Malam itu hujan terus mengguyur. Sesekali gerimis dan sesekali turun dengan lebatnya. Angin juga bertiup cukup kencang.
Semua masyarakat yang datang ke kemah di tengah Kampung Lompong basah kuyup. Tak ada yang luput dari air hujan.
Kemah itu dibuat ala kadarnya oleh OMK Stasi Bangka Jari. Atap dan dindingnya terbuat dari daun enau. Daun enau diikat dan diapiti belahan bambu.
Cuaca di malam itu memang tidak bersahabat. Di dalam kemah penuh lumpur akibat hujan.
Terpantau, ada pula warga yang tak kuat menahan diri di bawah guyuran hujan. Mereka terpaksa mengambil pilihan pulang ke rumah masing-masing, kemudian kembali ke kemah menggunakan payung untuk berteduh.
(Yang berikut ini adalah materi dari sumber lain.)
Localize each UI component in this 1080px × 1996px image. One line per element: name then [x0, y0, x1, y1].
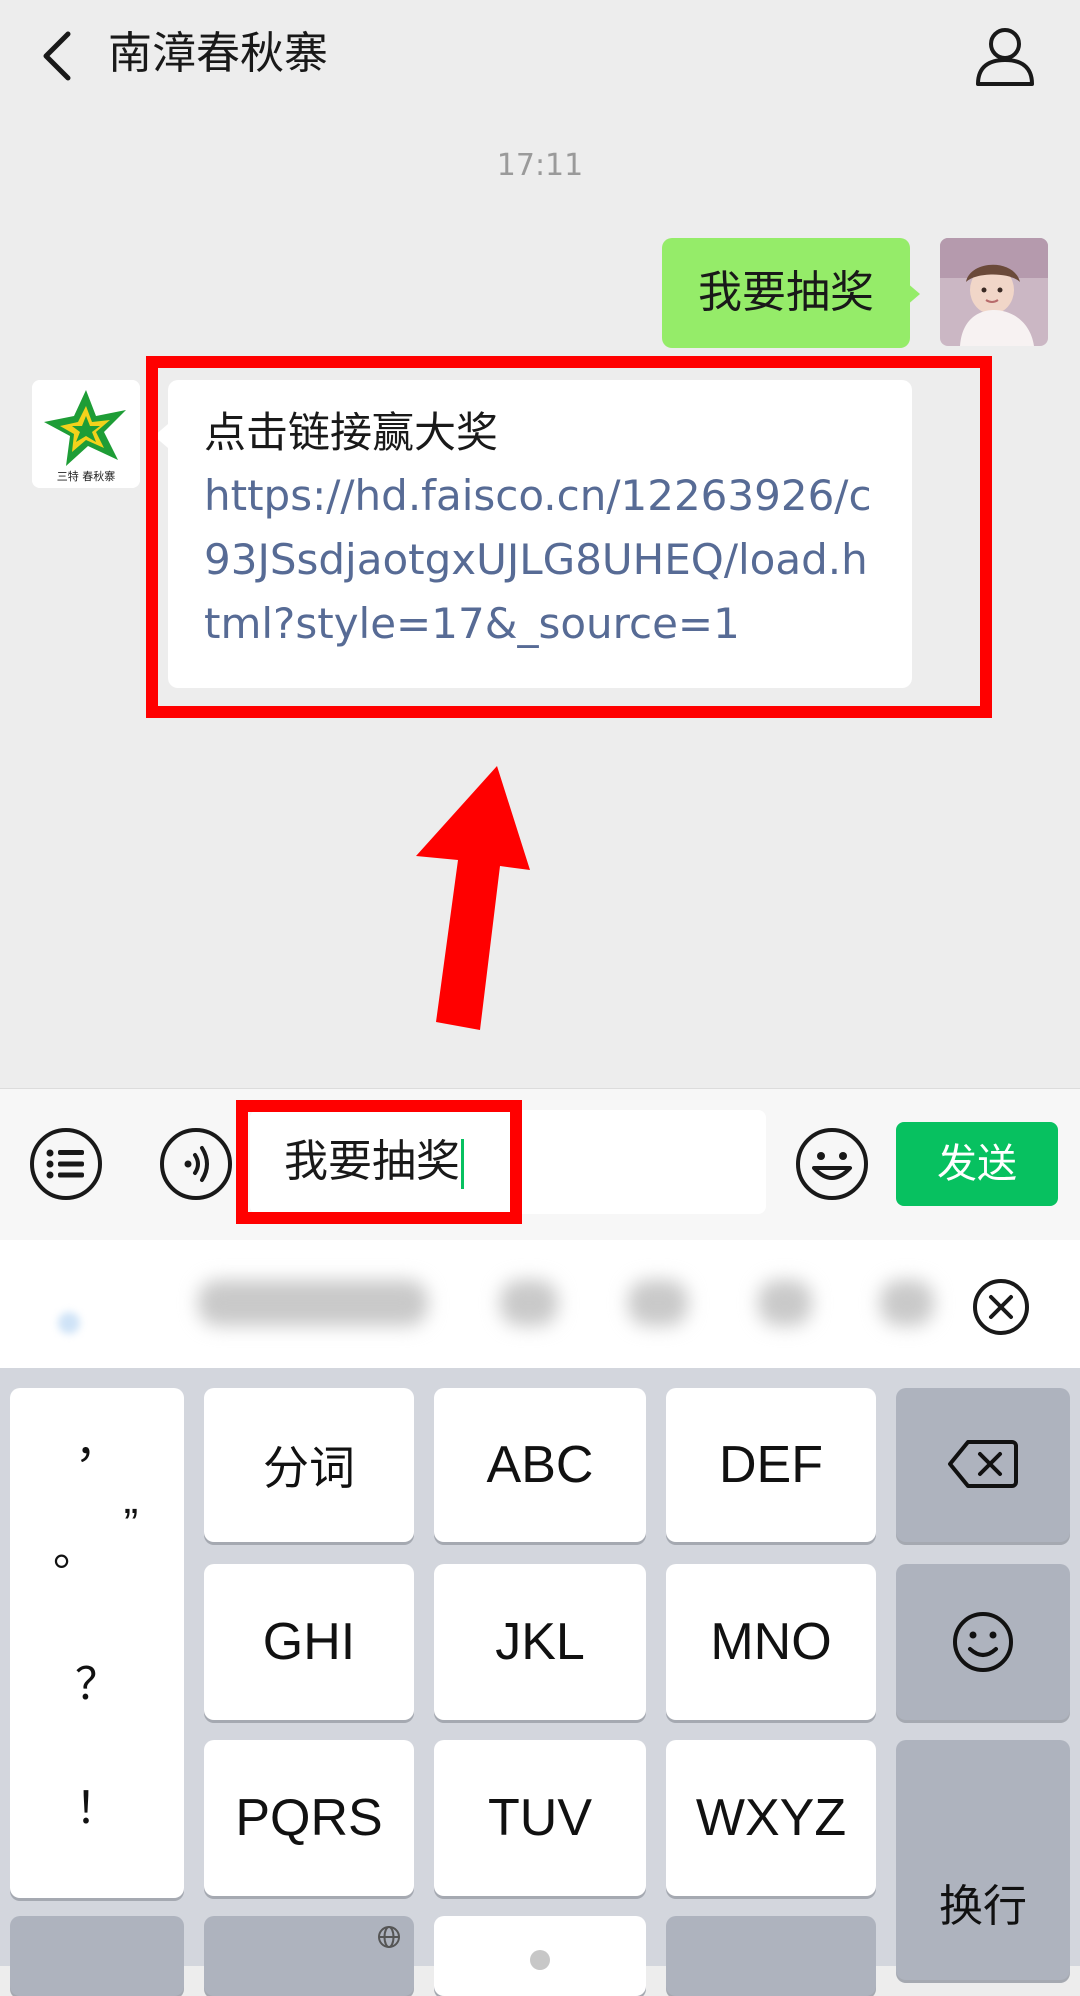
key-mno[interactable]: MNO	[666, 1564, 876, 1720]
key-punct-comma[interactable]: ，	[10, 1406, 184, 1470]
send-button[interactable]: 发送	[896, 1122, 1058, 1206]
key-punctuation-column[interactable]: ， 。 ” ？ ！	[10, 1388, 184, 1898]
key-symbols[interactable]	[10, 1916, 184, 1996]
highlight-box-input	[236, 1100, 522, 1224]
smiley-icon	[953, 1612, 1013, 1672]
chat-title: 南漳春秋寨	[108, 28, 328, 79]
ime-logo-icon	[58, 1312, 80, 1334]
menu-list-icon[interactable]	[28, 1126, 104, 1202]
mic-dot-icon	[530, 1950, 550, 1970]
enter-key-label: 换行	[939, 1881, 1027, 1932]
back-button[interactable]	[30, 26, 90, 86]
key-punct-question[interactable]: ？	[10, 1648, 184, 1712]
key-def[interactable]: DEF	[666, 1388, 876, 1542]
candidate-blurred[interactable]	[500, 1280, 558, 1326]
red-arrow-annotation	[416, 766, 530, 1030]
message-timestamp: 17:11	[496, 148, 584, 183]
bubble-tail	[906, 282, 920, 306]
key-abc[interactable]: ABC	[434, 1388, 646, 1542]
key-fenci[interactable]: 分词	[204, 1388, 414, 1542]
self-avatar[interactable]	[940, 238, 1048, 346]
emoji-icon[interactable]	[794, 1126, 870, 1202]
key-punct-exclaim[interactable]: ！	[10, 1772, 184, 1836]
backspace-icon	[948, 1440, 1018, 1488]
contact-avatar[interactable]: 三特 春秋寨	[32, 380, 140, 488]
highlight-box-message	[146, 356, 992, 718]
candidate-blurred[interactable]	[758, 1280, 812, 1326]
candidate-blurred[interactable]	[628, 1280, 688, 1326]
key-ghi[interactable]: GHI	[204, 1564, 414, 1720]
key-space[interactable]	[434, 1916, 646, 1996]
sent-message-bubble[interactable]: 我要抽奖	[662, 238, 910, 348]
key-language[interactable]	[204, 1916, 414, 1996]
close-icon[interactable]	[970, 1276, 1032, 1338]
voice-icon[interactable]	[158, 1126, 234, 1202]
candidate-blurred[interactable]	[880, 1280, 934, 1326]
user-icon[interactable]	[970, 22, 1040, 92]
key-wxyz[interactable]: WXYZ	[666, 1740, 876, 1896]
keyboard-emoji-key[interactable]	[896, 1564, 1070, 1720]
key-pqrs[interactable]: PQRS	[204, 1740, 414, 1896]
enter-key[interactable]: 换行	[896, 1740, 1070, 1980]
globe-icon	[378, 1926, 400, 1948]
contact-logo-text: 三特 春秋寨	[57, 469, 116, 483]
backspace-key[interactable]	[896, 1388, 1070, 1542]
key-punct-quote[interactable]: ”	[96, 1500, 166, 1550]
key-numbers[interactable]	[666, 1916, 876, 1996]
candidate-blurred[interactable]	[198, 1280, 428, 1326]
key-tuv[interactable]: TUV	[434, 1740, 646, 1896]
key-jkl[interactable]: JKL	[434, 1564, 646, 1720]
Tepat pukul 23.30 Wita, sontak warga bangkit berdiri, kemudian perlahan merapat dan mempersempit halaman di dalam kemah.
Mata warga melotot penuh khusyuk menyaksikan drama perjudian kupon putih yang dimainkan sejumlah anggota OMK Bangka Jari yang sarat makna.
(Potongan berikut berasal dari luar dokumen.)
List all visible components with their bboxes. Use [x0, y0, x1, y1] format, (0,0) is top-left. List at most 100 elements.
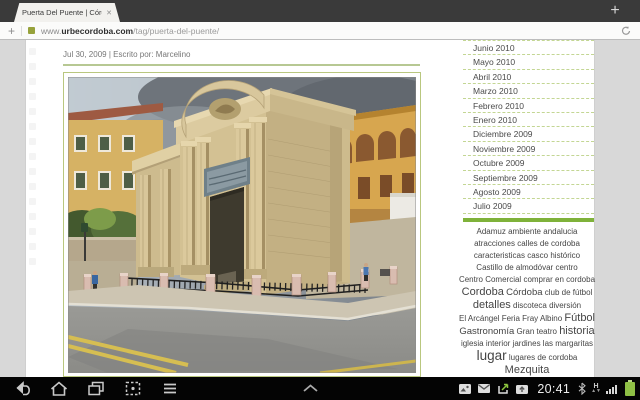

Di ujung utara kemah sederhana itu adegan drama perjudian kupon putih dimulai. Di sana, ada Fory Menor (Sebet istrinya Dorus) yang berperan sebagai ibu rumah tangga.
Sebelum memulai adegan drama, prolog yang dibacakan Sary Najas mampu membius dan memantik perhatian penonton untuk mengikuti alur drama.
Di ujung utara kemah itu, adalah dapur sebuah rumah. Sementara di bagian podium kemah adalah ruangan tamunya. Di sana ada meja dan kursi tamu, serta sejumlah perabot ruangan tamu sebuah rumah.
Di podium itu ada Lorens Noda (Dorus suaminya Sebet) yang berperan sebagai seorang kepala keluarga atau suami dari Fory Menor. Ia dan teman-temannya sedang asyik mengorat-oret dan menebak angka keluar. Mereka berjudi kupon putih.
Semua pemain drama menjalankan peran masing-masing dengan penuh penjiwaan. Lorens dan kawan-kawan, misalnya, tampil seakan penjudi kelas kakap. Begitu pula Fory Menor dan anaknya Algi (Kerus). Mereka tampil penuh penghayatan akan karakter aktor dalam drama jenis tragekomedi itu.
Apalagi struktur dramanya tampak tertata dengan baik. Hal ini salah satu mampu membantu penonton menikmati drama yang dipentaskan oleh anggota OMK Stasi Bangka Jari.
Kanisius Budi Raman, pelatih drama menjelaskan, genre karya sastra yang menggambarkan kehidupan tersebut mengisahkan sebuah kehidupan keluarga penjudi.
Kata dia, salah satu adegan yakni Algi yang dalam drama dipanggil Kerus pulang mencari kayu api. Lalu, sesampai di rumah, ia meminta makan kepada ibunya Sebet karena lapar.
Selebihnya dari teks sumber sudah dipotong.